More to the point, though, pain is pain and can't be compared to determine which is worse because it all feels the worst relative to our circumstances. The worst thing that happens to you feels like the worst thing possible to happen. That's how we're wired. That's why we might suddenly think it's find to breath in smokey air if it's less smokey than yesterday, or feel safe with Covid hospitalization rates in which the lowest valleys are higher than previous peaks. It's all relative.
We are definitely all travelling in different boats in the same storm, with different levels of privilege and safety, for sure, but within each boat, the worst thing happening still feels horrible, even if it's running out of champagne. It takes an effort to see beyond our gunwale to the others to be able to check on them and then an even bigger effort to decide to share our resources. I'm not an apologist for billionaires; I'm giving them instructions. We need to check up on each other.This is such a hard time for everyone, and it's really hard for people just starting out. Young adults have so many barriers in their lives that most currently living generations didn't have. They've entered the theatre just in time for the closing credits. And Covid is cruel and barbaric. It is destroying so many lives in so many different ways, and it's just going to get worse. At the very basic level, we need to shelter people from the storm when we can.
I can't help noticing all the problems with empty office buildings because so many people love working from home and with unhoused encampments popping up in the city. Imagine if we gave the building managers some rent, better than nothing, to allow people to stay there. Yup, tons of regulations would be broken. It's time to break them.
The only thing that helps me manage through it all is the consolations of philosophy.
We're all asking Why me? even after many years of perfect health when we didn't think to ask how we got so incredibly lucky to be healthy for so long! We think there's must be a reason when things go wrong, but chalk it up to our own efforts when we get lucky. It might help if we can remember that today, right now, we're still here, in various states of pain and suffering and joy and calm. We're alive and maybe we can breathe fresh air, which is no longer an everyday occurrence, and maybe there's even some sunlight dappling through the trees and birds singing.

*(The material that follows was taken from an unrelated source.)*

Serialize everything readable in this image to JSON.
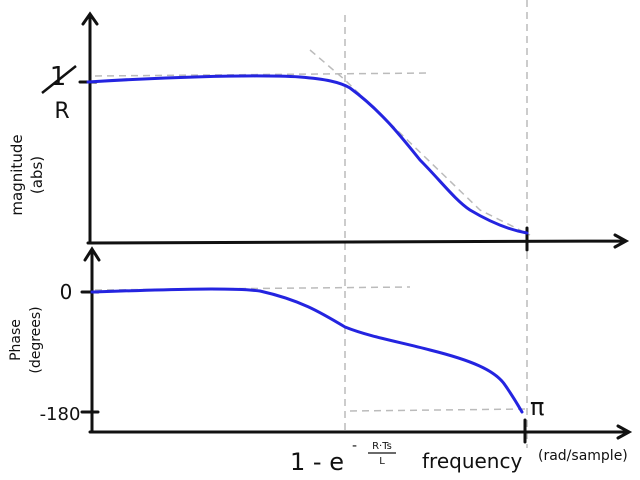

If we measure today by the best times that we might have had if things had gone differently, we will be forever depressed and despairing.
But if we measure today by the worst possibility, if we read about teen life historically, which wasn't even really a thing because they all got married so young and died in childbirth, or read about teens in places in the world right now where they're starving or their homes have been destroyed by flood waters or fire, and they have Covid, then it can all feel a little less bad.
I mean, it still sucks, absolutely, but it could be a whole lot worse. The stoics taught all this a couple thousand years ago, but we are not quick studies! Well, I'm not.
The lockdowns ruined things for some people, but then it ended. Covid continues. We have to adapt with masks and cleaner air. And we have to look out for each other when our boats start sinking.